Electricians can perform continuity tests which tests if there is a completed circuit - unlikely to be my problem since there was normally constant power. However, more importantly to an issue like this the electricians can perform insulations resistance tests (sometimes refered to as insulation test or IRT) whereby each circuit, such as the power socket circuit ring or lighting ring etc, can be tested individually. Various DC currents (typically 250v, 500v and 1000v) is fed down the circuit by test equipment (Megger or Fluke being common manfucturers used in the UK) and it measures the returned feedback - there should be a high resistance value (>1mOhm) indicating that there is no leakage across the circuit. If there is significant leakage during insulation test (some leakage is natural and leakage can be affected by temperature conidtions) it means that some current is jumping away from the live wire potentially to the netural or earth wires or perhaps some other metal object going to earth (think copper pipe) and this leakage can be dangerous. It also means that such a leakage is caught by the RCD monitoring the circuits to avoid potentially leathal conditions. The one important thing to note is that whilst the UK has 240V it is important that the insulation test is performed at higher voltages as this performs the stress/pressure test to catch any issues.

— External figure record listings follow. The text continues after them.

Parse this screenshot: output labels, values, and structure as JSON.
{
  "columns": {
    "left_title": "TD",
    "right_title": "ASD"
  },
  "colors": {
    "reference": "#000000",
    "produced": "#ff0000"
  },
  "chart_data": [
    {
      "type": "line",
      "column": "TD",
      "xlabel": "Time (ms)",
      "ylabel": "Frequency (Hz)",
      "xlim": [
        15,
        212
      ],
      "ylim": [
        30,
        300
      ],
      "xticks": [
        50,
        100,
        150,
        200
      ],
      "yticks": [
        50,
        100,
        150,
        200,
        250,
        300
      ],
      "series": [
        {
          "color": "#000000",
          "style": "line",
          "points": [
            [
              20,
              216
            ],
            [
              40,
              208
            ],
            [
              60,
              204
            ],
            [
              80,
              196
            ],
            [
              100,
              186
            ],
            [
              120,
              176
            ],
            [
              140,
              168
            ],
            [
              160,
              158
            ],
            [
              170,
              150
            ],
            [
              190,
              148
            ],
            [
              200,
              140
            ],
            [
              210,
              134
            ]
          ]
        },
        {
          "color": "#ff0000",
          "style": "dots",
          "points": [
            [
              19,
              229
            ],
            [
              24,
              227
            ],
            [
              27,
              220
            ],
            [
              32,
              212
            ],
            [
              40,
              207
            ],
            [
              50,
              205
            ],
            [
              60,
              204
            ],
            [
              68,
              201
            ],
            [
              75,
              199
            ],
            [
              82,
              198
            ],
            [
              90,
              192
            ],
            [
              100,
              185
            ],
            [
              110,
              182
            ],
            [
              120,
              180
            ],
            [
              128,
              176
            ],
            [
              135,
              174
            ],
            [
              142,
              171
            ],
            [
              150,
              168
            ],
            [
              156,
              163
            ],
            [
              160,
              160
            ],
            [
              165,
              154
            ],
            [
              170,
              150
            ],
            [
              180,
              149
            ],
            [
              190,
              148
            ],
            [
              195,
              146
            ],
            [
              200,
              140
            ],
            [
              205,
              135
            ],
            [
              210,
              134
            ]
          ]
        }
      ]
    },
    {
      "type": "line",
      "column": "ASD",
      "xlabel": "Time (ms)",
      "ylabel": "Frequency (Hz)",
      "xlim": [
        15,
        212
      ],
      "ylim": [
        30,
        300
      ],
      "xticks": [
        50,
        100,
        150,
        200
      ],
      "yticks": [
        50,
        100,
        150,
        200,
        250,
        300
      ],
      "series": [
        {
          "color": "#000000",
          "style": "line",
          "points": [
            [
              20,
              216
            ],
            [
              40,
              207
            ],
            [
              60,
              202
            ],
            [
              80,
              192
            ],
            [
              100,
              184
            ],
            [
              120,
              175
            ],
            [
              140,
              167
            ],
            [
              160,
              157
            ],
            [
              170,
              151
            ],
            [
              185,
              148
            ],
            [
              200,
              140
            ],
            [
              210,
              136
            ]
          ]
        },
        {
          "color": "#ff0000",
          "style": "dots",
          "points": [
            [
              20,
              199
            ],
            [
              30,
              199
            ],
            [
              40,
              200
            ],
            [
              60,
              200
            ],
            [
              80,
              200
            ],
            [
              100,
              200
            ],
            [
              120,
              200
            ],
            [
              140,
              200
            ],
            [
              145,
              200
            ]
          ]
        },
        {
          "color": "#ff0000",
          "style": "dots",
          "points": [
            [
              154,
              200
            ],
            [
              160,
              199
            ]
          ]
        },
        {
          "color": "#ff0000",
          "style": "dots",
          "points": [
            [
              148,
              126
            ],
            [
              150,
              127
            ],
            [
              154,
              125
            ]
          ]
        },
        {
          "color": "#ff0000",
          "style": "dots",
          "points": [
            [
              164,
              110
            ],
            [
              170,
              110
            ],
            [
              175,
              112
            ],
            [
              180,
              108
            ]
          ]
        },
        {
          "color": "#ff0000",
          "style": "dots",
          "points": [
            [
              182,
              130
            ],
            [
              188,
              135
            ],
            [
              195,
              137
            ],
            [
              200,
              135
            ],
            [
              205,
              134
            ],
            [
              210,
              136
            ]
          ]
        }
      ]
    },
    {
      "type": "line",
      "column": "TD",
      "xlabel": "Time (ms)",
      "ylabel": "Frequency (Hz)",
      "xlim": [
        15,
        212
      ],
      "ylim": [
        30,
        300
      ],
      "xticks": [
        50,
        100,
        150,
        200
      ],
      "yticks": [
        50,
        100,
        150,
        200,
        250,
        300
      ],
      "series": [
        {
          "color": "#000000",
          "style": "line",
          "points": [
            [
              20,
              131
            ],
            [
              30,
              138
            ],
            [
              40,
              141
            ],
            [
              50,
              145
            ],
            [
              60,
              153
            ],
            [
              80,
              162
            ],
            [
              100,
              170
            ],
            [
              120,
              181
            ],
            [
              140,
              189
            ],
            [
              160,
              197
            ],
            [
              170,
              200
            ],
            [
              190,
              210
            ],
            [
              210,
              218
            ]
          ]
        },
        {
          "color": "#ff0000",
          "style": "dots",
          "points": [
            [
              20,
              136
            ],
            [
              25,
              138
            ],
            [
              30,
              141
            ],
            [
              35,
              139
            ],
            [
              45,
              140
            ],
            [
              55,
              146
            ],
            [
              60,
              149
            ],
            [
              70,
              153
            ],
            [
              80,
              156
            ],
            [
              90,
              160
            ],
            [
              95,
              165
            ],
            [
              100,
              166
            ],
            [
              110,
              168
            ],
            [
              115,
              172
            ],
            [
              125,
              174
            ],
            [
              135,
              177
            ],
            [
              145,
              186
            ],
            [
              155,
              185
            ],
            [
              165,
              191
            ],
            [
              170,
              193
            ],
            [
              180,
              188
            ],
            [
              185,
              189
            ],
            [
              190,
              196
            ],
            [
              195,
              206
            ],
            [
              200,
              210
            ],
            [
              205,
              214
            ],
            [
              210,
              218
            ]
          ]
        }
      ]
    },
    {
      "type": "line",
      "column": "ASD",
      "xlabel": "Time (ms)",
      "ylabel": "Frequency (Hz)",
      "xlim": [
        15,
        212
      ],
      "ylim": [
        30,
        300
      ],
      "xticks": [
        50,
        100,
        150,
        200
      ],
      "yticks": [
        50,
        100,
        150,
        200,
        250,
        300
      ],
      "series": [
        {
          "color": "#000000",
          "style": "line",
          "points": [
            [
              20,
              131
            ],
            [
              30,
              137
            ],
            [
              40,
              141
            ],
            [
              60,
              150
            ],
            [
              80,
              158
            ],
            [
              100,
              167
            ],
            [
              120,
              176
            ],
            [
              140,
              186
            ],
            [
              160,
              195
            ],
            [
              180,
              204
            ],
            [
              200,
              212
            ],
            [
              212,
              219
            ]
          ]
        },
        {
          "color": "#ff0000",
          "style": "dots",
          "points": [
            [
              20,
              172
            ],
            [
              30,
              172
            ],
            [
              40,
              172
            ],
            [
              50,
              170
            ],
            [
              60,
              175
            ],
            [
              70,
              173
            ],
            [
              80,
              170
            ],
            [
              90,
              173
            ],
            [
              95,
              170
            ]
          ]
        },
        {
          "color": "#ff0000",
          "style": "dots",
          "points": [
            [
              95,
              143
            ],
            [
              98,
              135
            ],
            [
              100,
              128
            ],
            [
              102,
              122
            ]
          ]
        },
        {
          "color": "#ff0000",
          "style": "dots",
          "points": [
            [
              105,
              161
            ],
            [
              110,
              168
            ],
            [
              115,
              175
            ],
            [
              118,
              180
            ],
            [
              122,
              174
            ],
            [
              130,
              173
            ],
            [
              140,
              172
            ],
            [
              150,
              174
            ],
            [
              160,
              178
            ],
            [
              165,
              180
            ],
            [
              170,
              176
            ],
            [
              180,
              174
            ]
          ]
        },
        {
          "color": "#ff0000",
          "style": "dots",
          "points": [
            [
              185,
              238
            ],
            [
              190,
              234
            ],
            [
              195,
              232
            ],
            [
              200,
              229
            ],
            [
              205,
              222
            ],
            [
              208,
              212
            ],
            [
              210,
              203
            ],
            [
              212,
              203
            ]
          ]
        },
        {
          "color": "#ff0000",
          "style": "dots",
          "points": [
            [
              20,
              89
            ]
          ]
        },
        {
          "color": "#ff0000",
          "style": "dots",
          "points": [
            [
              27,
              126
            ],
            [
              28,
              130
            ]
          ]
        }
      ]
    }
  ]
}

A better explaination (start at 5:49)

In my case the insulation test results came back reporting no fault in the wiring in the walls which meant that it was an appliance that was responsible for the current leakage. The RCD was also tested to ensure that it was not faulty and operating within its constraints. With all items in the CU side verified as safe, the tracking down the source of problem therefore became much simpler as it meant that with the identified circuit being fine, it was something plugged into the circuit. Therefore each electrical appliance plugged into the circuit could be isolated and tested individually under a PAT (portable appliance test) insulation resistance test. Anyone working in an office will have seen stickers on their PCs or electrical items showing when the item was last PAT tested. Again, the purpose of the test was to determine - by applying a 240v current and measuring the return - any issues with current leakge and luckily (and inexpensively) for me it turned out to be a power chord that was shorting; all other appliances that were plugged into the affected circuit was clear. The power chord (and it's attached appliance) was replaced and no more issues.

Sometimes it's good to guess and trial and error the solution but for ~100 GBP for IRT and PAT test to confirm is better peace of mind and much more conclusive - especially when it was in my favour to justify the replacement of the appliance that I was trying to replace for a long time (even though the replacement of the power chord was enough!).